Lorsqu’une personne a été reconnue comme prioritaire et devant être logée ou relogée d’urgence par une commission de médiation, en application des dispositions de l’article
L. 441-2-3 du code de la construction et de l’habitation, la carence fautive de l’Etat à exécuter cette décision dans le délai imparti engage sa responsabilité au titre des troubles dans les conditions d’existence résultant du maintien de la situation qui a motivé la décision de la commission, que l’intéressé ait ou non fait usage du recours prévu par l’article L. 441-2-3-1 du code de la construction et de l’habitation. Ces troubles doivent être appréciés en fonction des conditions de logement qui ont perduré du fait de la carence de l’Etat, de la durée de cette carence et du nombre de personnes composant le foyer du demandeur pendant la période de responsabilité de l’Etat, qui court à l’expiration du délai de trois ou six mois à compter de la décision de la commission de médiation que l’article R. 441-16-1 du code de la construction et de l’habitation impartit au préfet pour provoquer une offre de logement. Dans le cas où le demandeur a été reconnu prioritaire au seul motif que sa demande de logement social n’a pas reçu de réponse dans le délai réglementaire, son maintien dans le logement où il réside ne peut être regardé comme entraînant des troubles dans ses conditions d’existence lui ouvrant droit à réparation que si ce logement est inadapté au regard, notamment, de ses capacités financières et de ses besoins.
La commission de médiation a reconnu le caractère urgent et prioritaire de la demande de Mme B… épouse D… le 23 mars 2022 au motif qu’elle est en « attente d’un logement social depuis un délai supérieur à un délai fixé par arrêté préfectoral ». Or, dans un tel cas, le maintien du demandeur dans le logement où il réside ne peut être regardé comme entraînant des troubles dans ses conditions d’existence lui ouvrant droit à réparation que si ce logement est inadapté au regard notamment de ses capacités financières et de ses besoins. Au cas d’espèce, la circonstance que Mme B… épouse D… ait occupé avec son époux et leurs sept enfants un logement d’une superficie de 90 m2, jusqu’à la date à laquelle, le 22 septembre 2025, selon ses dernières écritures, la famille a été relogée, ne permet pas de caractériser une situation de suroccupation. En effet, une telle situation s’apprécie au regard des dispositions de l’article
R. 822-25 du code de la construction et de l’habitation, auquel renvoie le 8ème alinéa de l’article R. 441-14-1 du même code et dont il résulte qu’un logement est suroccupé dès lors que sa surface est inférieure à une surface de 9m² pour une personne seule, de 16m² pour deux personnes, augmentée de 9m² par personne supplémentaire, dans la limite de 70 m2 pour huit personnes ou plus. Par ailleurs, il ne résulte pas de l’instruction que le loyer mensuel de 1 200 euros, charges comprises, dont elle s’acquitte ne serait pas adapté à ses capacités financières en considération des revenus du travail et des prestations sociales qu’elle perçoit, ainsi qu’il en ressort des attestations de paiement de la caisse des allocations familiales, des bulletins de paie de son époux et de leurs avis d’imposition. Dans ces conditions, Mme B… épouse D… n’est pas fondée à demander la réparation des préjudices résultant de son absence de relogement.
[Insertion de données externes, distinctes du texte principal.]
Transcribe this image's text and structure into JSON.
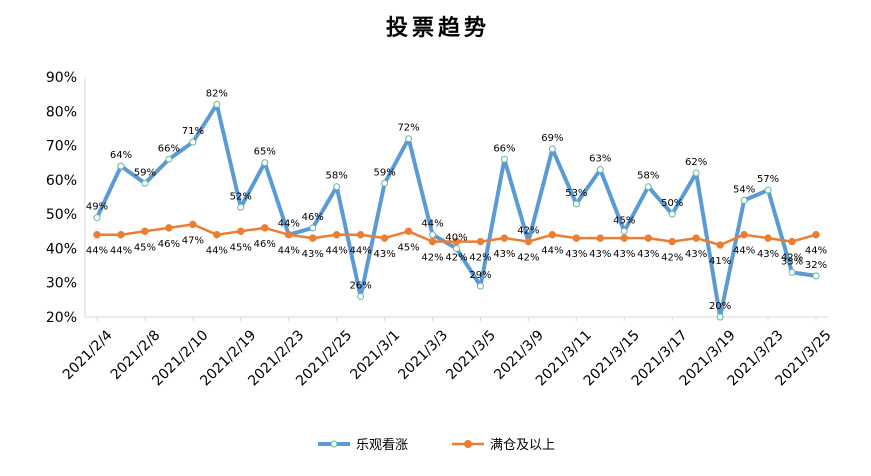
{
  "chart_data": {
    "type": "line",
    "title": "投票趋势",
    "xlabel": "",
    "ylabel": "",
    "ylim": [
      0.2,
      0.9
    ],
    "yticks": [
      "20%",
      "30%",
      "40%",
      "50%",
      "60%",
      "70%",
      "80%",
      "90%"
    ],
    "xtick_labels": [
      "2021/2/4",
      "2021/2/8",
      "2021/2/10",
      "2021/2/19",
      "2021/2/23",
      "2021/2/25",
      "2021/3/1",
      "2021/3/3",
      "2021/3/5",
      "2021/3/9",
      "2021/3/11",
      "2021/3/15",
      "2021/3/17",
      "2021/3/19",
      "2021/3/23",
      "2021/3/25"
    ],
    "legend_position": "bottom",
    "grid": false,
    "series": [
      {
        "name": "乐观看涨",
        "color": "#5B9BD5",
        "values": [
          0.49,
          0.64,
          0.59,
          0.66,
          0.71,
          0.82,
          0.52,
          0.65,
          0.44,
          0.46,
          0.58,
          0.26,
          0.59,
          0.72,
          0.44,
          0.4,
          0.29,
          0.66,
          0.42,
          0.69,
          0.53,
          0.63,
          0.45,
          0.58,
          0.5,
          0.62,
          0.2,
          0.54,
          0.57,
          0.33,
          0.32
        ],
        "labels": [
          "49%",
          "64%",
          "59%",
          "66%",
          "71%",
          "82%",
          "52%",
          "65%",
          "44%",
          "46%",
          "58%",
          "26%",
          "59%",
          "72%",
          "44%",
          "40%",
          "29%",
          "66%",
          "42%",
          "69%",
          "53%",
          "63%",
          "45%",
          "58%",
          "50%",
          "62%",
          "20%",
          "54%",
          "57%",
          "33%",
          "32%"
        ]
      },
      {
        "name": "满仓及以上",
        "color": "#ED7D31",
        "values": [
          0.44,
          0.44,
          0.45,
          0.46,
          0.47,
          0.44,
          0.45,
          0.46,
          0.44,
          0.43,
          0.44,
          0.44,
          0.43,
          0.45,
          0.42,
          0.42,
          0.42,
          0.43,
          0.42,
          0.44,
          0.43,
          0.43,
          0.43,
          0.43,
          0.42,
          0.43,
          0.41,
          0.44,
          0.43,
          0.42,
          0.44
        ],
        "labels": [
          "44%",
          "44%",
          "45%",
          "46%",
          "47%",
          "44%",
          "45%",
          "46%",
          "44%",
          "43%",
          "44%",
          "44%",
          "43%",
          "45%",
          "42%",
          "42%",
          "42%",
          "43%",
          "42%",
          "44%",
          "43%",
          "43%",
          "43%",
          "43%",
          "42%",
          "43%",
          "41%",
          "44%",
          "43%",
          "42%",
          "44%"
        ]
      }
    ]
  }
}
Il résulte de ce qui précède que les conclusions à fin d’indemnisation présentées par Mme B… D… doivent être rejetées. Il en va de même, par voie de conséquence, de celles présentées sur le fondement des articles L. 761-1 du code de justice administrative et 37 de la loi du 10 juillet 1991.
D E C I D E :
Article 1er : La requête de Mme B… épouse D… est rejetée.
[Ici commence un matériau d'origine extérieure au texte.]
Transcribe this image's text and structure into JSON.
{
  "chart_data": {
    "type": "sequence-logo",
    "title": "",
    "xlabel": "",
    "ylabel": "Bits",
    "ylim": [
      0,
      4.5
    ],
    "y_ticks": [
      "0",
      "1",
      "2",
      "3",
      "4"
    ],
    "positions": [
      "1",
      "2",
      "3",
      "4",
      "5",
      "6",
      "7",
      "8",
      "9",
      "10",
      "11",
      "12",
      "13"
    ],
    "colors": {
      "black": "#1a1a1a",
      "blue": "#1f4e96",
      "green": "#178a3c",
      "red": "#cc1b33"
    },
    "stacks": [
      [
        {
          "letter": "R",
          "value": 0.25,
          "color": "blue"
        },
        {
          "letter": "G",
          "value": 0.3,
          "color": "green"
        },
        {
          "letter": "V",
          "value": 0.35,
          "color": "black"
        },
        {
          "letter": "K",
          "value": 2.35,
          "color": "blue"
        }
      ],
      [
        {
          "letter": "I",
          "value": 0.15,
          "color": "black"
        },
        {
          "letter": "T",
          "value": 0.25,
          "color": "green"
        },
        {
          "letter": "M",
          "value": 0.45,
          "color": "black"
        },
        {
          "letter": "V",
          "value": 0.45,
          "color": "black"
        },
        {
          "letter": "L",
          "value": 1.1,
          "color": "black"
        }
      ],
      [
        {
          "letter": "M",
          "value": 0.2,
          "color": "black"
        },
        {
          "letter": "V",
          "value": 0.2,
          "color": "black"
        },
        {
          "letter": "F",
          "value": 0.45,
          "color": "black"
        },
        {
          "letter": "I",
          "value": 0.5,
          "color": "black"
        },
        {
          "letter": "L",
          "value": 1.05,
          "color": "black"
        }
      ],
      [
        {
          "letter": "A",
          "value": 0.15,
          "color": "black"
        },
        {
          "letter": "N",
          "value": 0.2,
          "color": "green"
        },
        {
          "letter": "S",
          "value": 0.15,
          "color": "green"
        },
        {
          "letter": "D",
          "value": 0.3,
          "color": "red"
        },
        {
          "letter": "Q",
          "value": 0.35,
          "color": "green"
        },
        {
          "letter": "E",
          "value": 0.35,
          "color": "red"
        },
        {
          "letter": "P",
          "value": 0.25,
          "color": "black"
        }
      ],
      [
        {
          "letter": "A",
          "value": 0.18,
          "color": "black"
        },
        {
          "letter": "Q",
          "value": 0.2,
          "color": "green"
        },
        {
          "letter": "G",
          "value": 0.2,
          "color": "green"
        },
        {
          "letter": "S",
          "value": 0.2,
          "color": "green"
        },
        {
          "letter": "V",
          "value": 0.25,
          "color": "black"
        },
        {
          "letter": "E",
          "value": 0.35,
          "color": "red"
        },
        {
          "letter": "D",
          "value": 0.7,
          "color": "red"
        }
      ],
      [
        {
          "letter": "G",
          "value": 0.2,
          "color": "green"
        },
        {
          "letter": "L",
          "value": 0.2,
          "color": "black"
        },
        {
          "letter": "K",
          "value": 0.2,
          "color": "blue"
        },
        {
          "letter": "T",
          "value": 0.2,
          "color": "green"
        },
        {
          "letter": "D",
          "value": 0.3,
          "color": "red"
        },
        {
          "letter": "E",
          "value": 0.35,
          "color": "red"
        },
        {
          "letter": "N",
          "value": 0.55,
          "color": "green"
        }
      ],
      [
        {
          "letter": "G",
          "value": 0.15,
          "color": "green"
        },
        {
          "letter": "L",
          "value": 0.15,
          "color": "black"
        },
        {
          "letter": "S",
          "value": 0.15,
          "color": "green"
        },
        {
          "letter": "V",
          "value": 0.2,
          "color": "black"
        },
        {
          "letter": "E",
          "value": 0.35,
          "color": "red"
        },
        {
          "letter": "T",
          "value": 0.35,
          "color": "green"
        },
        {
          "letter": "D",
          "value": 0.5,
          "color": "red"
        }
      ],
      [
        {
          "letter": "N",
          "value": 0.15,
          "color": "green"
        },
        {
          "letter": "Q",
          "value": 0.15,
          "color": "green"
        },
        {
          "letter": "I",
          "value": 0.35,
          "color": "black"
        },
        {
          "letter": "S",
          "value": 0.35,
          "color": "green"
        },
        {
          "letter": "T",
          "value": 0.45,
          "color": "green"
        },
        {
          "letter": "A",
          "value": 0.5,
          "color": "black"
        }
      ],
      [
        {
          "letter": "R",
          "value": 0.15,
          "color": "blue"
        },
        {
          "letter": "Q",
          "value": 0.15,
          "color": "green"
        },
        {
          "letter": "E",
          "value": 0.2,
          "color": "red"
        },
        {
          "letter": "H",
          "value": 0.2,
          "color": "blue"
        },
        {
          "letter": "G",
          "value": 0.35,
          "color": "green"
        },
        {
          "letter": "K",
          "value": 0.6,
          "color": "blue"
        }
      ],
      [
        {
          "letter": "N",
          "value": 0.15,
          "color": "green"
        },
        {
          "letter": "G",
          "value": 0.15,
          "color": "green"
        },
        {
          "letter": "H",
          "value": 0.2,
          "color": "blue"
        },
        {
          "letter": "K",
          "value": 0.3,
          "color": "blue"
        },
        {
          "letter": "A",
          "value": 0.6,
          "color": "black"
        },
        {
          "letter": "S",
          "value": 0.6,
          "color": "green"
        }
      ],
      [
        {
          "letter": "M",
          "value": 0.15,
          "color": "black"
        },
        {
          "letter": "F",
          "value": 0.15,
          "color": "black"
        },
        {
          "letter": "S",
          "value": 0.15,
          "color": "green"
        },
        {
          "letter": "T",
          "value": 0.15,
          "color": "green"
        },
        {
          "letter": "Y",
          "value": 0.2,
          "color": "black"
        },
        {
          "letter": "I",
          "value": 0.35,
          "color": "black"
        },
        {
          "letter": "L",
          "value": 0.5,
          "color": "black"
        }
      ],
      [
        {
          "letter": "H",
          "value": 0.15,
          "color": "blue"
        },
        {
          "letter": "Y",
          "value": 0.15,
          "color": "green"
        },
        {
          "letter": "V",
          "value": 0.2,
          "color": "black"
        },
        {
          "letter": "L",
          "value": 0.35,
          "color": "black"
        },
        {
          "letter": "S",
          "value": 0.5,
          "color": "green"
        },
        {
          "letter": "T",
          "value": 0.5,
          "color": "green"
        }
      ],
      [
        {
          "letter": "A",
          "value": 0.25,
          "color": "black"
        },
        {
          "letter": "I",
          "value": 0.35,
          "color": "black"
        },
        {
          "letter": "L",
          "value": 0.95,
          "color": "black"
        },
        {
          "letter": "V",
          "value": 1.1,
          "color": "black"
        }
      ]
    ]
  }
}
Article 2 : Le présent jugement sera notifié à Mme A… B… épouse D… et au ministre de la ville et du logement.
Copie en sera adressée au préfet de la Seine-Saint-Denis.
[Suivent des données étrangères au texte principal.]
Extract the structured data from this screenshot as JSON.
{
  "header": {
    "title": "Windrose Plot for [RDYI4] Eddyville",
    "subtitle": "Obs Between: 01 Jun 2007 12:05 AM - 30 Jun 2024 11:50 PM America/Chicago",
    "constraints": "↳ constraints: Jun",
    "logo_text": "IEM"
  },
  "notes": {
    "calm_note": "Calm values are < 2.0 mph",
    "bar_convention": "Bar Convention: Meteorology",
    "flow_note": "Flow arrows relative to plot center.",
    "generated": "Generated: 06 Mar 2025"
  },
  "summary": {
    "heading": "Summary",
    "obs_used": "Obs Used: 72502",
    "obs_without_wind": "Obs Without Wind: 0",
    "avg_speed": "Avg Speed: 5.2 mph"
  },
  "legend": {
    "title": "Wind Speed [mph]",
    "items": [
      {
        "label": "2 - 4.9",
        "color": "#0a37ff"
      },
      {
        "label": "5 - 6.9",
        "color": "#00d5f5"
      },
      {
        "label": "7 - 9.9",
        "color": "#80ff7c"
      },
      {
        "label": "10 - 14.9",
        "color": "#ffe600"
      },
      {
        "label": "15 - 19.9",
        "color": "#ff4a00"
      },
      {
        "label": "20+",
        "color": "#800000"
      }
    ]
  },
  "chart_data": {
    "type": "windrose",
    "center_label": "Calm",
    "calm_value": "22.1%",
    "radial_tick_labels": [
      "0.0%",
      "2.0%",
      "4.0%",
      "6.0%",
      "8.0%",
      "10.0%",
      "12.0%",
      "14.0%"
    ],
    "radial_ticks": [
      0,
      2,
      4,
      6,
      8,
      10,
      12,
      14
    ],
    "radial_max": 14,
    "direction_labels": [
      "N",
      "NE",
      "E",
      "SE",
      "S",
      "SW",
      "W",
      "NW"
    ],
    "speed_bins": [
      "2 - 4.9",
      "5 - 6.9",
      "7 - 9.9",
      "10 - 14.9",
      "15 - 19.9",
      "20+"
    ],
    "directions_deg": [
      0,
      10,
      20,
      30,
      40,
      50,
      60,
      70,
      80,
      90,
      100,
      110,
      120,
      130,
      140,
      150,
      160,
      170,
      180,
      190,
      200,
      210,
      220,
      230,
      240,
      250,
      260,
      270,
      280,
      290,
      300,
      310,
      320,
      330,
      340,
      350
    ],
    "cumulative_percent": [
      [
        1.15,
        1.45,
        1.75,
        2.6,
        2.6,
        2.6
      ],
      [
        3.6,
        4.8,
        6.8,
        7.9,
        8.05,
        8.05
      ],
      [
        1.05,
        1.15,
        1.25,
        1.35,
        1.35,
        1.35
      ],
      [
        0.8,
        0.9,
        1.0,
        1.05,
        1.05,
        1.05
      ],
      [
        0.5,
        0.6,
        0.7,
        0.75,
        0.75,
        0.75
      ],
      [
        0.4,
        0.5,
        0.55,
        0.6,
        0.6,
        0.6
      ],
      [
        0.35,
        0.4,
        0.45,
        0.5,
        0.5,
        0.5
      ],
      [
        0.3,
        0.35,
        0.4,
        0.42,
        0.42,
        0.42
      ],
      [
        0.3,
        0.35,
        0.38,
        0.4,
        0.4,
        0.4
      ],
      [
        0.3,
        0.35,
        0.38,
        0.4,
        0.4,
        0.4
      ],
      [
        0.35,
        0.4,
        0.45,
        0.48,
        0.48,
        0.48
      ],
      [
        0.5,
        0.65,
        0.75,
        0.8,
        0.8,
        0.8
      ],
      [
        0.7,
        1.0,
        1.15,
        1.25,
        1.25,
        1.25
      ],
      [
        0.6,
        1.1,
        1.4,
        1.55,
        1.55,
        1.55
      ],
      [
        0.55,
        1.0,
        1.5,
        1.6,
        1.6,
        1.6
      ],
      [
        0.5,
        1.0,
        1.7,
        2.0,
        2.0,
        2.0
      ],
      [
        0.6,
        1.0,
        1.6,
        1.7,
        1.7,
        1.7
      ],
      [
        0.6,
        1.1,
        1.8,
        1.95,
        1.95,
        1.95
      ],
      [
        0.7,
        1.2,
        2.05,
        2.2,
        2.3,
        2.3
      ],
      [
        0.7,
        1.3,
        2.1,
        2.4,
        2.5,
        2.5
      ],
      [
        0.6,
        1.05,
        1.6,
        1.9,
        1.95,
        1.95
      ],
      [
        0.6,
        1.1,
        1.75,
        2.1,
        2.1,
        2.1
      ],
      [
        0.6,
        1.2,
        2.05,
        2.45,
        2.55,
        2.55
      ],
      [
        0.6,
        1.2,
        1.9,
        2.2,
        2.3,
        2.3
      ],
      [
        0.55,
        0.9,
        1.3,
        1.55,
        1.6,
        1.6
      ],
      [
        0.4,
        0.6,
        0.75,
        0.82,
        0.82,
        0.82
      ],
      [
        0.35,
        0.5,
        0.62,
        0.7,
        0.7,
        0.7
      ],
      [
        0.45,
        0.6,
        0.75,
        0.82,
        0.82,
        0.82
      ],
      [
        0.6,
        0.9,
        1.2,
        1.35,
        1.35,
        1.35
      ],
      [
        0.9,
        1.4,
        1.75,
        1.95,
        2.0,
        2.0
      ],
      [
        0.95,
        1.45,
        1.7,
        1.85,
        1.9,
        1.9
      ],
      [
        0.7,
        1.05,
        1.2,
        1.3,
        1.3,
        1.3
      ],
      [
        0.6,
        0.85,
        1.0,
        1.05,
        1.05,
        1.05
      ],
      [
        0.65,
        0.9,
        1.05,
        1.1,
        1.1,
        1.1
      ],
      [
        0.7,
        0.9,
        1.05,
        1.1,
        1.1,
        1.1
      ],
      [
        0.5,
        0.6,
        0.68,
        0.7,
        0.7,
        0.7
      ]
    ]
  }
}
Rendu public par mise à disposition au greffe le 20 janvier 2026.
Le magistrat désigné
L. C…
La greffière
A. Jaiteh
La République mande et ordonne au ministre de la ville et du logement en ce qui le concerne ou à tous commissaires de justice à ce requis en ce qui concerne les voies de droit commun contre les parties privées, de pourvoir à l’exécution de la présente décision.